Spalding’s debut album might be best described as picking up where the jazz fusion of the 1970s left off. The songs pulsate with complex arrangements, Spalding’s uniquely expressive vocals and fat-bottomed bass playing, and challenging melodies and harmonies. “I love fusion music,” she said. “There was this wonderful arc that started 40 years ago where people kept incorporating modern sounds into their music. What you hear is a natural outgrowth of what I was exposed to.”


Spalding, who played violin for the Chamber Music Society of Oregon from ages 5 to 15, exploded into adolescence by switching to the stand-up bass and playing blues, funk and hip-hop. Two years later, she was studying at Berklee College of Music in Boston, where she eventually became the youngest faculty member in the history of the school at age 20.

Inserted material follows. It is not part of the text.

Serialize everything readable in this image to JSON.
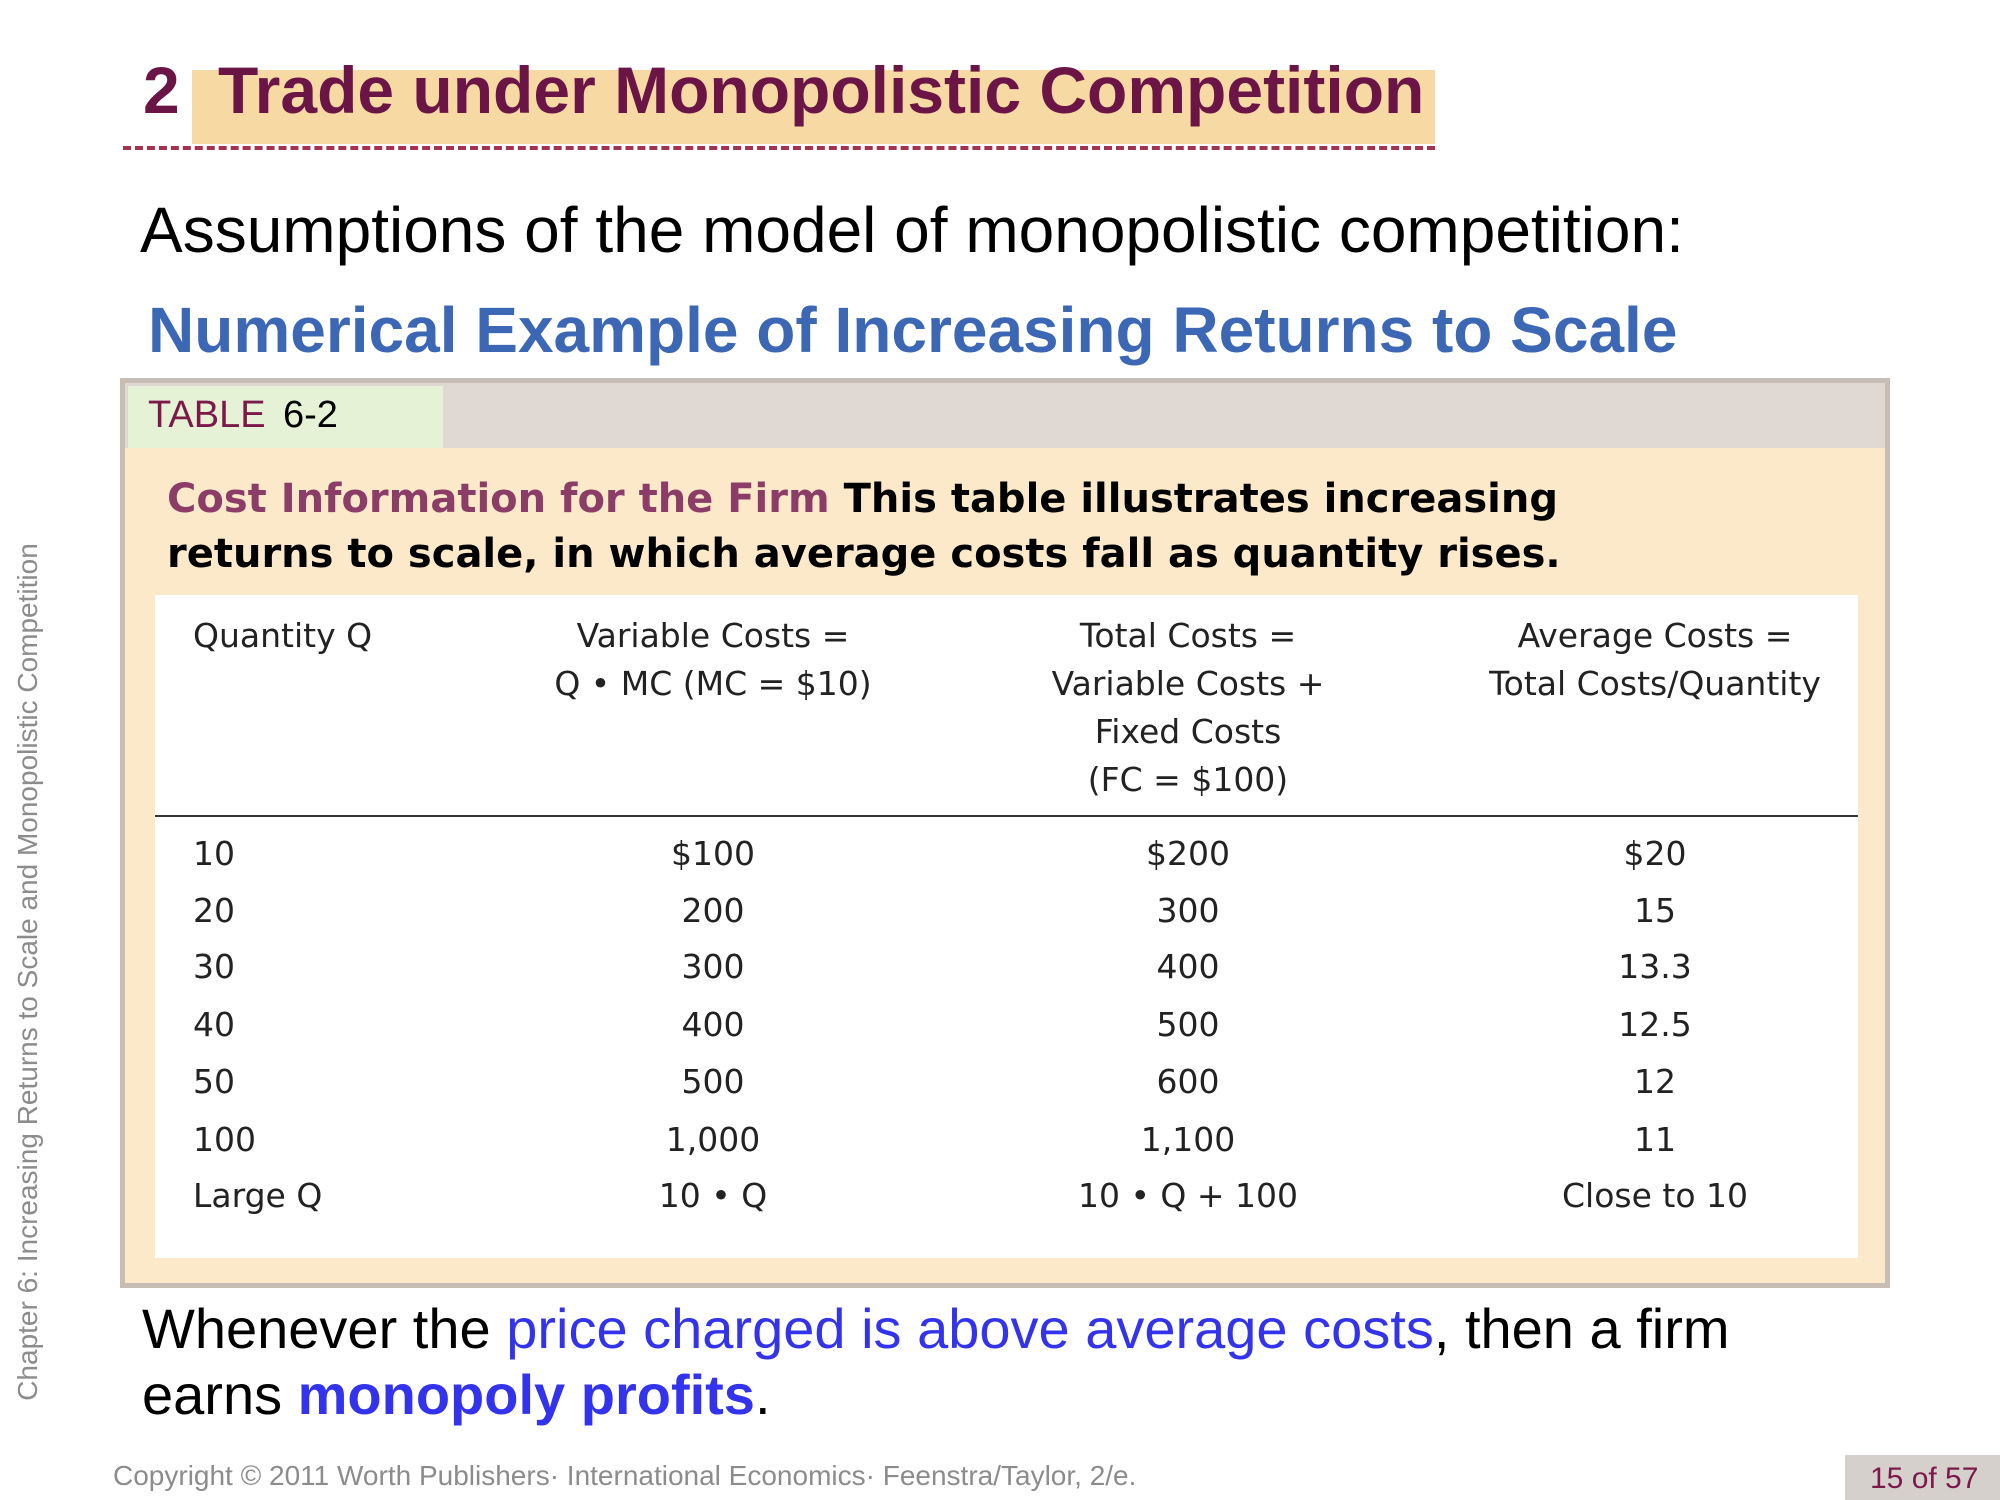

“Most people know me as a bass player for various other people,” said Spalding, who has worked with jazz standouts Michel Camilo, Pat Metheny and Joe Lovano. “But I’d begun performing my own music with a pop band called Noise for Pretend. They’d say, ‘Esperanza, can you just do some lyrics for this?”’

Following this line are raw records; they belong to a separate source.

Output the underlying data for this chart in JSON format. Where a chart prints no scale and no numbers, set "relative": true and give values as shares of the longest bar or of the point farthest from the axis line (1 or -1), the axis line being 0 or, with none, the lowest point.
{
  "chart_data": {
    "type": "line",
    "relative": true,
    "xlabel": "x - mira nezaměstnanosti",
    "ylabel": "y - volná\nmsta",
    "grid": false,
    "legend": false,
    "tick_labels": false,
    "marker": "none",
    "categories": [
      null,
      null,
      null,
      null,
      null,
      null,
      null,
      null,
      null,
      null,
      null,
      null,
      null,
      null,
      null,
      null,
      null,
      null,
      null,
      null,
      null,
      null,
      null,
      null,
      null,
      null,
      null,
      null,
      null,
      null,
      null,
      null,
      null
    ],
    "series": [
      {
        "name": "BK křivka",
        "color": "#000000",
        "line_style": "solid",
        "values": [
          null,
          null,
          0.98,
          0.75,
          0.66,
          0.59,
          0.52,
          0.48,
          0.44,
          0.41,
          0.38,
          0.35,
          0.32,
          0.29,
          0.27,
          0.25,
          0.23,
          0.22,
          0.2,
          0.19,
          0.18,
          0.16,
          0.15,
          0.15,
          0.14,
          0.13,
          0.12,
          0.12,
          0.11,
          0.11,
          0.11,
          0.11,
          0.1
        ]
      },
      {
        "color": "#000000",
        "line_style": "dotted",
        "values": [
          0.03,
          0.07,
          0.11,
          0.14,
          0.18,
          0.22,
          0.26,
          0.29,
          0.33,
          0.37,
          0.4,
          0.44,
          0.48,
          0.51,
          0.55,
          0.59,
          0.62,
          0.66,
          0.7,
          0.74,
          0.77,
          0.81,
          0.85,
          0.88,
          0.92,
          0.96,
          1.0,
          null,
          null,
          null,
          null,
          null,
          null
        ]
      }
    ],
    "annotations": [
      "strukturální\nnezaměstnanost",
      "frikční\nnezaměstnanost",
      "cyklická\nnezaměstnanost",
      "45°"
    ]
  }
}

Spalding’s contemporary fusion includes strong Latin and Brazilian influences. She was inspired by Milton Nascimento’s vocals to record “Ponta de Areia,” the Brazilian classic made famous by Wayne Shorter. She also sings a Spanish-language version of the jazz standard “Body and Soul” and returns to Portuguese on Baden Powell’s “Samba em Preludio.”

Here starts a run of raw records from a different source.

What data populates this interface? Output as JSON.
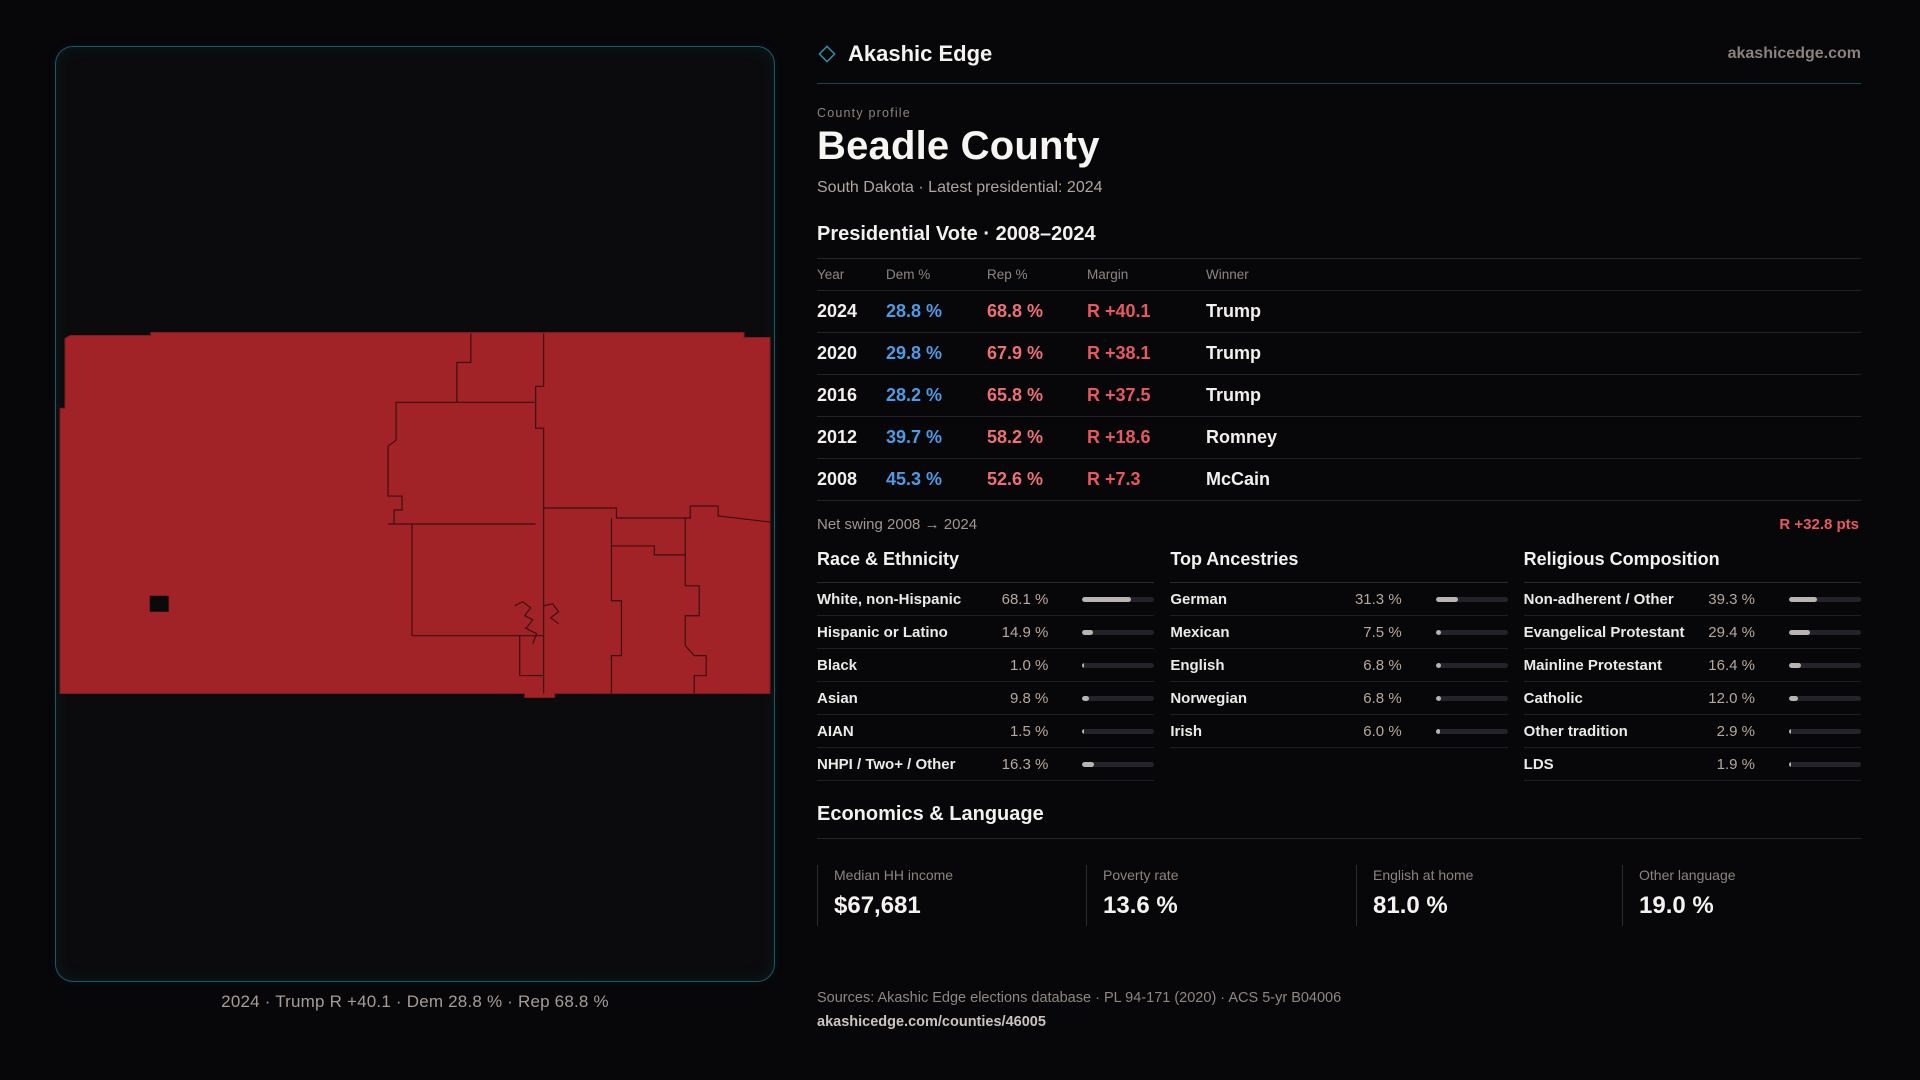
{
  "brand": {
    "name": "Akashic Edge",
    "domain": "akashicedge.com"
  },
  "profile": {
    "eyebrow": "County profile",
    "title": "Beadle County",
    "subtitle": "South Dakota · Latest presidential: 2024"
  },
  "vote_table": {
    "title": "Presidential Vote · 2008–2024",
    "columns": [
      "Year",
      "Dem %",
      "Rep %",
      "Margin",
      "Winner"
    ],
    "rows": [
      {
        "year": "2024",
        "dem": "28.8 %",
        "rep": "68.8 %",
        "margin": "R +40.1",
        "winner": "Trump"
      },
      {
        "year": "2020",
        "dem": "29.8 %",
        "rep": "67.9 %",
        "margin": "R +38.1",
        "winner": "Trump"
      },
      {
        "year": "2016",
        "dem": "28.2 %",
        "rep": "65.8 %",
        "margin": "R +37.5",
        "winner": "Trump"
      },
      {
        "year": "2012",
        "dem": "39.7 %",
        "rep": "58.2 %",
        "margin": "R +18.6",
        "winner": "Romney"
      },
      {
        "year": "2008",
        "dem": "45.3 %",
        "rep": "52.6 %",
        "margin": "R +7.3",
        "winner": "McCain"
      }
    ]
  },
  "net_swing": {
    "label": "Net swing 2008 → 2024",
    "value": "R +32.8 pts"
  },
  "demographics": [
    {
      "title": "Race & Ethnicity",
      "rows": [
        {
          "label": "White, non-Hispanic",
          "value": "68.1 %",
          "pct": 68.1
        },
        {
          "label": "Hispanic or Latino",
          "value": "14.9 %",
          "pct": 14.9
        },
        {
          "label": "Black",
          "value": "1.0 %",
          "pct": 1.0
        },
        {
          "label": "Asian",
          "value": "9.8 %",
          "pct": 9.8
        },
        {
          "label": "AIAN",
          "value": "1.5 %",
          "pct": 1.5
        },
        {
          "label": "NHPI / Two+ / Other",
          "value": "16.3 %",
          "pct": 16.3
        }
      ]
    },
    {
      "title": "Top Ancestries",
      "rows": [
        {
          "label": "German",
          "value": "31.3 %",
          "pct": 31.3
        },
        {
          "label": "Mexican",
          "value": "7.5 %",
          "pct": 7.5
        },
        {
          "label": "English",
          "value": "6.8 %",
          "pct": 6.8
        },
        {
          "label": "Norwegian",
          "value": "6.8 %",
          "pct": 6.8
        },
        {
          "label": "Irish",
          "value": "6.0 %",
          "pct": 6.0
        }
      ]
    },
    {
      "title": "Religious Composition",
      "rows": [
        {
          "label": "Non-adherent / Other",
          "value": "39.3 %",
          "pct": 39.3
        },
        {
          "label": "Evangelical Protestant",
          "value": "29.4 %",
          "pct": 29.4
        },
        {
          "label": "Mainline Protestant",
          "value": "16.4 %",
          "pct": 16.4
        },
        {
          "label": "Catholic",
          "value": "12.0 %",
          "pct": 12.0
        },
        {
          "label": "Other tradition",
          "value": "2.9 %",
          "pct": 2.9
        },
        {
          "label": "LDS",
          "value": "1.9 %",
          "pct": 1.9
        }
      ]
    }
  ],
  "economics": {
    "title": "Economics & Language",
    "stats": [
      {
        "label": "Median HH income",
        "value": "$67,681"
      },
      {
        "label": "Poverty rate",
        "value": "13.6 %"
      },
      {
        "label": "English at home",
        "value": "81.0 %"
      },
      {
        "label": "Other language",
        "value": "19.0 %"
      }
    ]
  },
  "footer": {
    "sources": "Sources: Akashic Edge elections database · PL 94-171 (2020) · ACS 5-yr B04006",
    "permalink": "akashicedge.com/counties/46005"
  },
  "map": {
    "caption": "2024 · Trump R +40.1 · Dem 28.8 % · Rep 68.8 %"
  },
  "colors": {
    "dem": "#4f9ae4",
    "rep": "#ee7076",
    "margin": "#e8595f",
    "accent_teal": "#2d96a8",
    "county_fill": "#a22327"
  }
}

“I have Hispanic roots,” she explained. “My mother was from Southern California and had some Hispanic background; my nanny was Cuban and I picked up a lot of Spanish from her.”


But one of the most impressive quirks to Spalding’s act is her improvisatory melodic scatting, influenced by hip-hop MCs. She flaunts it on “She Got to You,” which she recently performed on the “Late Show With David Letterman.”


“I want to get people excited even if they don’t know me or anything about jazz,” Spalding said. “I’d love to sit in with people like Herbie Hancock or Pat Metheny, but I would love to collaborate with Questlove of the Roots or Andre 3000,” she said, still refusing to be categorized.